The enigmatous cords slip away as you try and fumble to get the tube through the marble orifice. It slips upward and onward, rejecting your tube with a bounce. Attempt concluded. Humbled, you become. Theres no time to feel failure, because fear drowns your thoughts. “What if i can’t… The beeping cuts your thoughts short.

You continue bagging until the saturation monitor shows 100 percent. The prelude to round 2. You position the neck, hoping it’s not yet a corpse.

In you go once again. Sweat drips down your forehead, obscuring your view. You forge ahead. You spot the cords after what seems like an age of searching and you gently maneuver the tube into the darkness below the cords.

The moment of truth. Everyone around you strains their neck searching for the blue line on the saturation monitor. You cannot believe how a persons life (and yours) can hang in the balance of a simple number and a blue line.

You bag gently but vigorously. 67.. 68.. 65.. Doubt fills your mind.. 66.. 67.. 69.. Maybe not.. Maybe it’s in the oesophagus… 70… 69… But Maybe… 71… Maybe just maybe! 72.. 74.. 79.. 84.. Yes.. The tube is in!! 89.. 95.. 99.. 100… Your sweat is still pouring. But you can breathe a sigh of relief.

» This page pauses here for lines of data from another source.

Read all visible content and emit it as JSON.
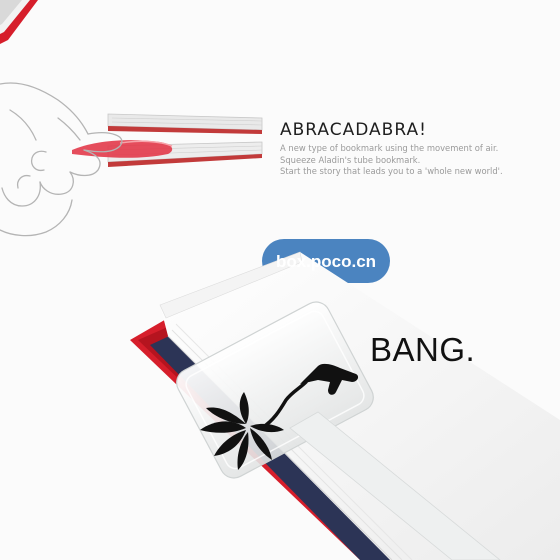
{
  "headline": "ABRACADABRA!",
  "description": [
    "A new type of bookmark using the movement of air.",
    "Squeeze Aladin's tube bookmark.",
    "Start the story that leads you to a 'whole new world'."
  ],
  "watermark": "box.poco.cn",
  "tagline": "BANG.",
  "colors": {
    "book_cover": "#d61e2b",
    "bubble": "#4b84c0",
    "bookmark_tip": "#e23a4a",
    "text_dark": "#1e1e1e",
    "text_grey": "#9a9a9a"
  }
}
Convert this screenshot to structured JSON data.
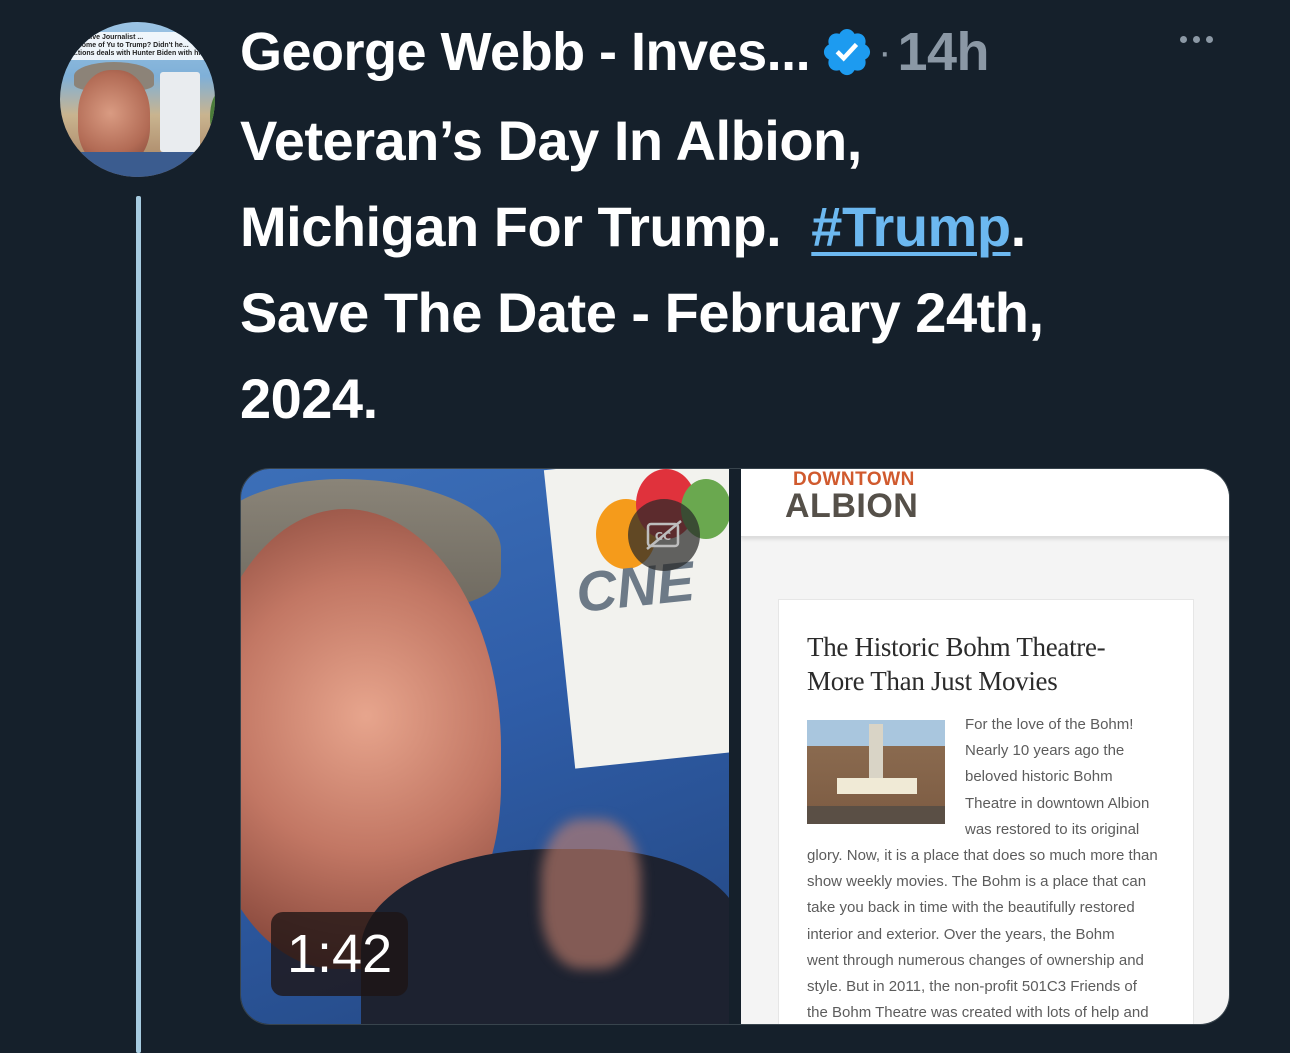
{
  "author": {
    "name": "George Webb - Inves...",
    "dot": "·",
    "time": "14h",
    "avatar_caption": [
      "...igative Journalist ...",
      "...some of Yu to Trump? Didn't he...",
      "...tions deals with Hunter Biden with his..."
    ]
  },
  "tweet": {
    "lines": [
      "Veteran’s Day In Albion,",
      "Michigan For Trump.  ",
      "Save The Date - February 24th,",
      "2024."
    ],
    "hashtag": "#Trump",
    "hashtag_after": "."
  },
  "video": {
    "duration": "1:42",
    "logo_text": "CNE",
    "cc_label": "CC"
  },
  "article": {
    "header_small": "DOWNTOWN",
    "header_big": "ALBION",
    "title_lines": [
      "The Historic Bohm Theatre-",
      "More Than Just Movies"
    ],
    "body_lines": [
      "For the love of the Bohm!",
      "Nearly 10 years ago the",
      "beloved historic Bohm",
      "Theatre in downtown Albion",
      "was restored to its original",
      "glory. Now, it is a place that does so much more than",
      "show weekly movies. The Bohm is a place that can",
      "take you back in time with the beautifully restored",
      "interior and exterior. Over the years, the Bohm",
      "went through numerous changes of ownership and",
      "style. But in 2011, the non-profit 501C3 Friends of",
      "the Bohm Theatre was created with lots of help and"
    ]
  },
  "colors": {
    "background": "#15202b",
    "link": "#6cb8f0",
    "verified": "#1d9bf0",
    "muted": "#8b98a5"
  }
}
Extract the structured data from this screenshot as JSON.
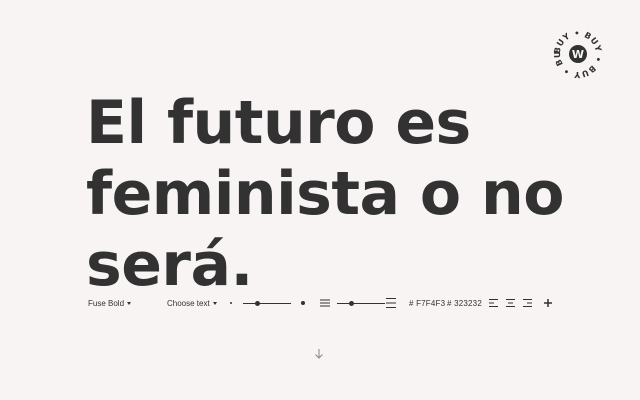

Now, securing the tube. If you don’t have enough practise, you can cause a major disaster and displacement. Gently maneuvering the strapping around the delicate tubing which you are holding on for dear life.

You stare proudly at the saturation monitor. 100 percent. You can’t contain your excitement, but you dont have to because out of the corner of your eye, keeping your excitement at bay, flashes an alarming blood pressure of 60/22. You get weak in your knees, and not the good kind (trust me!).